I never liked church as a kid, but when they passed around a petition asking everyone to boycott our local movie theaters if they showed Martin Scorsese's The Last Temptation Of Christ, I was **done** with The Catholic Church and organized religion forever. (I was 12.)
I didn't know anything about TLTOC and had yet to see a Scorsese film, but I remember the priest describing the film as "pornographic" and it sounded like bullshit to me. I had no interest in seeing the movie but there was no way in hell I was going to stop going to the movies.
Eventually, when I saw the film a few years later on VHS, it confirmed that they had been lying about the movie, which was better than any sermon I had ever heard. It's basically It's A Wonderful Life but with Jesus seeing what it would be like if he wasn't the son of God.
Of course, my gut feeling that the Catholic Church was lying about something turned out to be accurate. But it made me forever skeptical about whenever people get all worked up about any movie or TV show that they haven't seen yet.

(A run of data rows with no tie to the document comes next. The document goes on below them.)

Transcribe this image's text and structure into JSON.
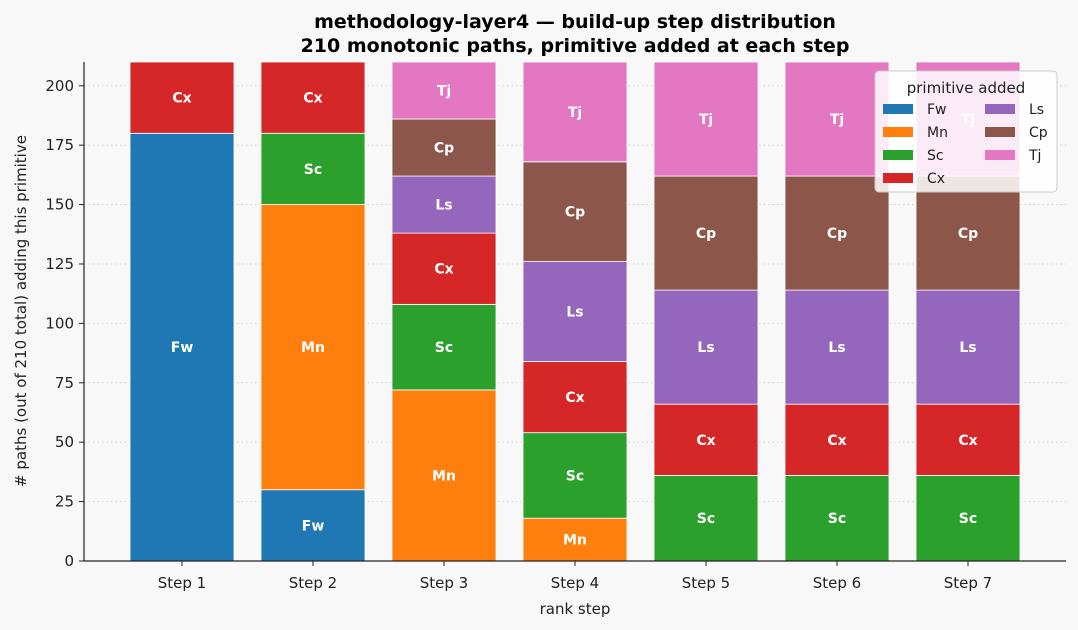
{
  "chart_data": {
    "type": "bar",
    "stacked": true,
    "title": "methodology-layer4 — build-up step distribution",
    "subtitle": "210 monotonic paths, primitive added at each step",
    "xlabel": "rank step",
    "ylabel": "# paths (out of 210 total) adding this primitive",
    "ylim": [
      0,
      210
    ],
    "yticks": [
      0,
      25,
      50,
      75,
      100,
      125,
      150,
      175,
      200
    ],
    "grid": "horizontal dotted",
    "categories": [
      "Step 1",
      "Step 2",
      "Step 3",
      "Step 4",
      "Step 5",
      "Step 6",
      "Step 7"
    ],
    "series": [
      {
        "name": "Fw",
        "color": "#1f77b4",
        "values": [
          180,
          30,
          0,
          0,
          0,
          0,
          0
        ]
      },
      {
        "name": "Mn",
        "color": "#ff7f0e",
        "values": [
          0,
          120,
          72,
          18,
          0,
          0,
          0
        ]
      },
      {
        "name": "Sc",
        "color": "#2ca02c",
        "values": [
          0,
          30,
          36,
          36,
          36,
          36,
          36
        ]
      },
      {
        "name": "Cx",
        "color": "#d62728",
        "values": [
          30,
          30,
          30,
          30,
          30,
          30,
          30
        ]
      },
      {
        "name": "Ls",
        "color": "#9467bd",
        "values": [
          0,
          0,
          24,
          42,
          48,
          48,
          48
        ]
      },
      {
        "name": "Cp",
        "color": "#8c564b",
        "values": [
          0,
          0,
          24,
          42,
          48,
          48,
          48
        ]
      },
      {
        "name": "Tj",
        "color": "#e377c2",
        "values": [
          0,
          0,
          24,
          42,
          48,
          48,
          48
        ]
      }
    ],
    "legend": {
      "title": "primitive added",
      "placement": "top-right",
      "columns": 2
    }
  }
}
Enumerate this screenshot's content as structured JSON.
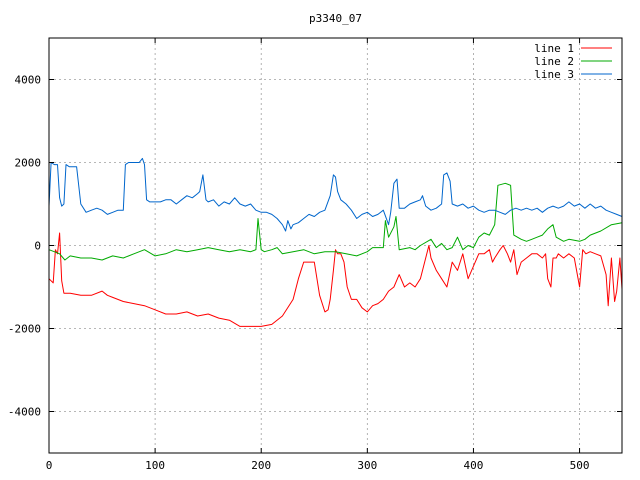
{
  "chart_data": {
    "type": "line",
    "title": "p3340_07",
    "xlabel": "",
    "ylabel": "",
    "xlim": [
      0,
      540
    ],
    "ylim": [
      -5000,
      5000
    ],
    "xticks": [
      0,
      100,
      200,
      300,
      400,
      500
    ],
    "yticks": [
      -4000,
      -2000,
      0,
      2000,
      4000
    ],
    "xtick_labels": [
      "0",
      "100",
      "200",
      "300",
      "400",
      "500"
    ],
    "ytick_labels": [
      "-4000",
      "-2000",
      "0",
      "2000",
      "4000"
    ],
    "grid": true,
    "legend_position": "top-right",
    "series": [
      {
        "name": "line 1",
        "color": "#ff0000",
        "points": [
          [
            0,
            -800
          ],
          [
            2,
            -850
          ],
          [
            4,
            -900
          ],
          [
            6,
            -100
          ],
          [
            8,
            -200
          ],
          [
            10,
            300
          ],
          [
            12,
            -850
          ],
          [
            14,
            -1150
          ],
          [
            20,
            -1150
          ],
          [
            30,
            -1200
          ],
          [
            40,
            -1200
          ],
          [
            50,
            -1100
          ],
          [
            55,
            -1200
          ],
          [
            60,
            -1250
          ],
          [
            70,
            -1350
          ],
          [
            80,
            -1400
          ],
          [
            90,
            -1450
          ],
          [
            100,
            -1550
          ],
          [
            110,
            -1650
          ],
          [
            120,
            -1650
          ],
          [
            130,
            -1600
          ],
          [
            140,
            -1700
          ],
          [
            150,
            -1650
          ],
          [
            160,
            -1750
          ],
          [
            170,
            -1800
          ],
          [
            180,
            -1950
          ],
          [
            190,
            -1950
          ],
          [
            200,
            -1950
          ],
          [
            210,
            -1900
          ],
          [
            220,
            -1700
          ],
          [
            230,
            -1300
          ],
          [
            235,
            -800
          ],
          [
            240,
            -400
          ],
          [
            245,
            -400
          ],
          [
            250,
            -400
          ],
          [
            255,
            -1200
          ],
          [
            260,
            -1600
          ],
          [
            263,
            -1550
          ],
          [
            265,
            -1300
          ],
          [
            268,
            -600
          ],
          [
            270,
            -100
          ],
          [
            272,
            -200
          ],
          [
            275,
            -200
          ],
          [
            278,
            -400
          ],
          [
            281,
            -1000
          ],
          [
            285,
            -1300
          ],
          [
            290,
            -1300
          ],
          [
            295,
            -1500
          ],
          [
            300,
            -1600
          ],
          [
            305,
            -1450
          ],
          [
            310,
            -1400
          ],
          [
            315,
            -1300
          ],
          [
            320,
            -1100
          ],
          [
            325,
            -1000
          ],
          [
            330,
            -700
          ],
          [
            335,
            -1000
          ],
          [
            340,
            -900
          ],
          [
            345,
            -1000
          ],
          [
            350,
            -800
          ],
          [
            355,
            -300
          ],
          [
            358,
            0
          ],
          [
            360,
            -300
          ],
          [
            365,
            -600
          ],
          [
            370,
            -800
          ],
          [
            375,
            -1000
          ],
          [
            380,
            -400
          ],
          [
            385,
            -600
          ],
          [
            390,
            -200
          ],
          [
            395,
            -800
          ],
          [
            400,
            -500
          ],
          [
            405,
            -200
          ],
          [
            410,
            -200
          ],
          [
            415,
            -100
          ],
          [
            418,
            -400
          ],
          [
            420,
            -300
          ],
          [
            425,
            -100
          ],
          [
            428,
            0
          ],
          [
            432,
            -200
          ],
          [
            435,
            -400
          ],
          [
            438,
            -100
          ],
          [
            441,
            -700
          ],
          [
            445,
            -400
          ],
          [
            450,
            -300
          ],
          [
            455,
            -200
          ],
          [
            460,
            -200
          ],
          [
            465,
            -300
          ],
          [
            468,
            -200
          ],
          [
            470,
            -800
          ],
          [
            473,
            -1000
          ],
          [
            475,
            -300
          ],
          [
            478,
            -300
          ],
          [
            480,
            -200
          ],
          [
            485,
            -300
          ],
          [
            490,
            -200
          ],
          [
            495,
            -300
          ],
          [
            500,
            -1000
          ],
          [
            503,
            -100
          ],
          [
            506,
            -200
          ],
          [
            510,
            -150
          ],
          [
            515,
            -200
          ],
          [
            520,
            -250
          ],
          [
            525,
            -700
          ],
          [
            527,
            -1450
          ],
          [
            530,
            -300
          ],
          [
            533,
            -1350
          ],
          [
            535,
            -1100
          ],
          [
            538,
            -300
          ],
          [
            540,
            -1050
          ]
        ]
      },
      {
        "name": "line 2",
        "color": "#00aa00",
        "points": [
          [
            0,
            -100
          ],
          [
            5,
            -150
          ],
          [
            10,
            -200
          ],
          [
            15,
            -350
          ],
          [
            20,
            -250
          ],
          [
            30,
            -300
          ],
          [
            40,
            -300
          ],
          [
            50,
            -350
          ],
          [
            60,
            -250
          ],
          [
            70,
            -300
          ],
          [
            80,
            -200
          ],
          [
            90,
            -100
          ],
          [
            100,
            -250
          ],
          [
            110,
            -200
          ],
          [
            120,
            -100
          ],
          [
            130,
            -150
          ],
          [
            140,
            -100
          ],
          [
            150,
            -50
          ],
          [
            160,
            -100
          ],
          [
            170,
            -150
          ],
          [
            180,
            -100
          ],
          [
            190,
            -150
          ],
          [
            195,
            -100
          ],
          [
            197,
            650
          ],
          [
            200,
            -100
          ],
          [
            203,
            -150
          ],
          [
            210,
            -100
          ],
          [
            215,
            -50
          ],
          [
            220,
            -200
          ],
          [
            230,
            -150
          ],
          [
            240,
            -100
          ],
          [
            250,
            -200
          ],
          [
            260,
            -150
          ],
          [
            270,
            -150
          ],
          [
            280,
            -200
          ],
          [
            290,
            -250
          ],
          [
            300,
            -150
          ],
          [
            305,
            -50
          ],
          [
            310,
            -50
          ],
          [
            315,
            -50
          ],
          [
            317,
            600
          ],
          [
            320,
            200
          ],
          [
            325,
            450
          ],
          [
            327,
            700
          ],
          [
            330,
            -100
          ],
          [
            340,
            -50
          ],
          [
            345,
            -100
          ],
          [
            350,
            0
          ],
          [
            360,
            150
          ],
          [
            365,
            -50
          ],
          [
            370,
            50
          ],
          [
            375,
            -100
          ],
          [
            380,
            -50
          ],
          [
            385,
            200
          ],
          [
            390,
            -100
          ],
          [
            395,
            0
          ],
          [
            400,
            -50
          ],
          [
            405,
            200
          ],
          [
            410,
            300
          ],
          [
            415,
            250
          ],
          [
            420,
            500
          ],
          [
            423,
            1450
          ],
          [
            430,
            1500
          ],
          [
            435,
            1450
          ],
          [
            438,
            250
          ],
          [
            445,
            150
          ],
          [
            450,
            100
          ],
          [
            455,
            150
          ],
          [
            460,
            200
          ],
          [
            465,
            250
          ],
          [
            470,
            400
          ],
          [
            475,
            500
          ],
          [
            478,
            200
          ],
          [
            485,
            100
          ],
          [
            490,
            150
          ],
          [
            500,
            100
          ],
          [
            505,
            150
          ],
          [
            510,
            250
          ],
          [
            520,
            350
          ],
          [
            530,
            500
          ],
          [
            540,
            550
          ]
        ]
      },
      {
        "name": "line 3",
        "color": "#0066cc",
        "points": [
          [
            0,
            950
          ],
          [
            2,
            2000
          ],
          [
            5,
            1950
          ],
          [
            8,
            1950
          ],
          [
            10,
            1150
          ],
          [
            12,
            950
          ],
          [
            14,
            1000
          ],
          [
            16,
            1950
          ],
          [
            19,
            1900
          ],
          [
            22,
            1900
          ],
          [
            26,
            1900
          ],
          [
            30,
            1000
          ],
          [
            35,
            800
          ],
          [
            40,
            850
          ],
          [
            45,
            900
          ],
          [
            50,
            850
          ],
          [
            55,
            750
          ],
          [
            60,
            800
          ],
          [
            65,
            850
          ],
          [
            70,
            850
          ],
          [
            72,
            1950
          ],
          [
            75,
            2000
          ],
          [
            80,
            2000
          ],
          [
            85,
            2000
          ],
          [
            88,
            2100
          ],
          [
            90,
            1950
          ],
          [
            92,
            1100
          ],
          [
            95,
            1050
          ],
          [
            100,
            1050
          ],
          [
            105,
            1050
          ],
          [
            110,
            1100
          ],
          [
            115,
            1100
          ],
          [
            120,
            1000
          ],
          [
            125,
            1100
          ],
          [
            130,
            1200
          ],
          [
            135,
            1150
          ],
          [
            140,
            1250
          ],
          [
            142,
            1300
          ],
          [
            145,
            1700
          ],
          [
            148,
            1100
          ],
          [
            150,
            1050
          ],
          [
            155,
            1100
          ],
          [
            160,
            950
          ],
          [
            165,
            1050
          ],
          [
            170,
            1000
          ],
          [
            175,
            1150
          ],
          [
            180,
            1000
          ],
          [
            185,
            950
          ],
          [
            190,
            1000
          ],
          [
            195,
            850
          ],
          [
            200,
            800
          ],
          [
            205,
            800
          ],
          [
            210,
            750
          ],
          [
            215,
            650
          ],
          [
            220,
            500
          ],
          [
            223,
            350
          ],
          [
            225,
            600
          ],
          [
            228,
            400
          ],
          [
            230,
            500
          ],
          [
            235,
            550
          ],
          [
            240,
            650
          ],
          [
            245,
            750
          ],
          [
            250,
            700
          ],
          [
            255,
            800
          ],
          [
            260,
            850
          ],
          [
            265,
            1200
          ],
          [
            268,
            1700
          ],
          [
            270,
            1650
          ],
          [
            272,
            1300
          ],
          [
            275,
            1100
          ],
          [
            280,
            1000
          ],
          [
            285,
            850
          ],
          [
            290,
            650
          ],
          [
            295,
            750
          ],
          [
            300,
            800
          ],
          [
            305,
            700
          ],
          [
            310,
            750
          ],
          [
            315,
            850
          ],
          [
            320,
            500
          ],
          [
            322,
            800
          ],
          [
            325,
            1500
          ],
          [
            328,
            1600
          ],
          [
            330,
            900
          ],
          [
            335,
            900
          ],
          [
            340,
            1000
          ],
          [
            345,
            1050
          ],
          [
            350,
            1100
          ],
          [
            352,
            1200
          ],
          [
            355,
            950
          ],
          [
            360,
            850
          ],
          [
            365,
            900
          ],
          [
            370,
            1000
          ],
          [
            372,
            1700
          ],
          [
            375,
            1750
          ],
          [
            378,
            1550
          ],
          [
            380,
            1000
          ],
          [
            385,
            950
          ],
          [
            390,
            1000
          ],
          [
            395,
            900
          ],
          [
            400,
            950
          ],
          [
            405,
            850
          ],
          [
            410,
            800
          ],
          [
            415,
            850
          ],
          [
            420,
            850
          ],
          [
            425,
            800
          ],
          [
            430,
            750
          ],
          [
            435,
            850
          ],
          [
            440,
            900
          ],
          [
            445,
            850
          ],
          [
            450,
            900
          ],
          [
            455,
            850
          ],
          [
            460,
            900
          ],
          [
            465,
            800
          ],
          [
            470,
            900
          ],
          [
            475,
            950
          ],
          [
            480,
            900
          ],
          [
            485,
            950
          ],
          [
            490,
            1050
          ],
          [
            495,
            950
          ],
          [
            500,
            1000
          ],
          [
            505,
            900
          ],
          [
            510,
            1000
          ],
          [
            515,
            900
          ],
          [
            520,
            950
          ],
          [
            525,
            850
          ],
          [
            530,
            800
          ],
          [
            535,
            750
          ],
          [
            540,
            700
          ]
        ]
      }
    ]
  }
}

I got really mad when I saw TLTOC, thinking back to how easily everybody in that church was signing that petition; I don't remember if local theater got the film, or if they were even going to in the 1st place. I just knew I would stop going to church the second it was an option.
Of course, within a few years I would also see Life Of Brian, which had come out in 1979; it was more deliberately provocative but also more thoughtful than any of the knee-jerk protests it attracted. I am now always immediately skeptical when a film is being declared an outrage.
Recommended viewing: the TV debate feat. @JohnCleese & Michael Palin vs. pious windbags Malcolm Muggeridge & Mervyn Stockwood-- the latter two spend the entire conversation ducking the serious points being made & engaging in some pretty dull sarcasm...
In hindsight, there was also a fair amount of "Look! Over There!" to these kinds of protests. As long as ppl were mad about these shocking movies that few of the protesters had actually seen, it would distract from the real life horrors the church was actively covering up.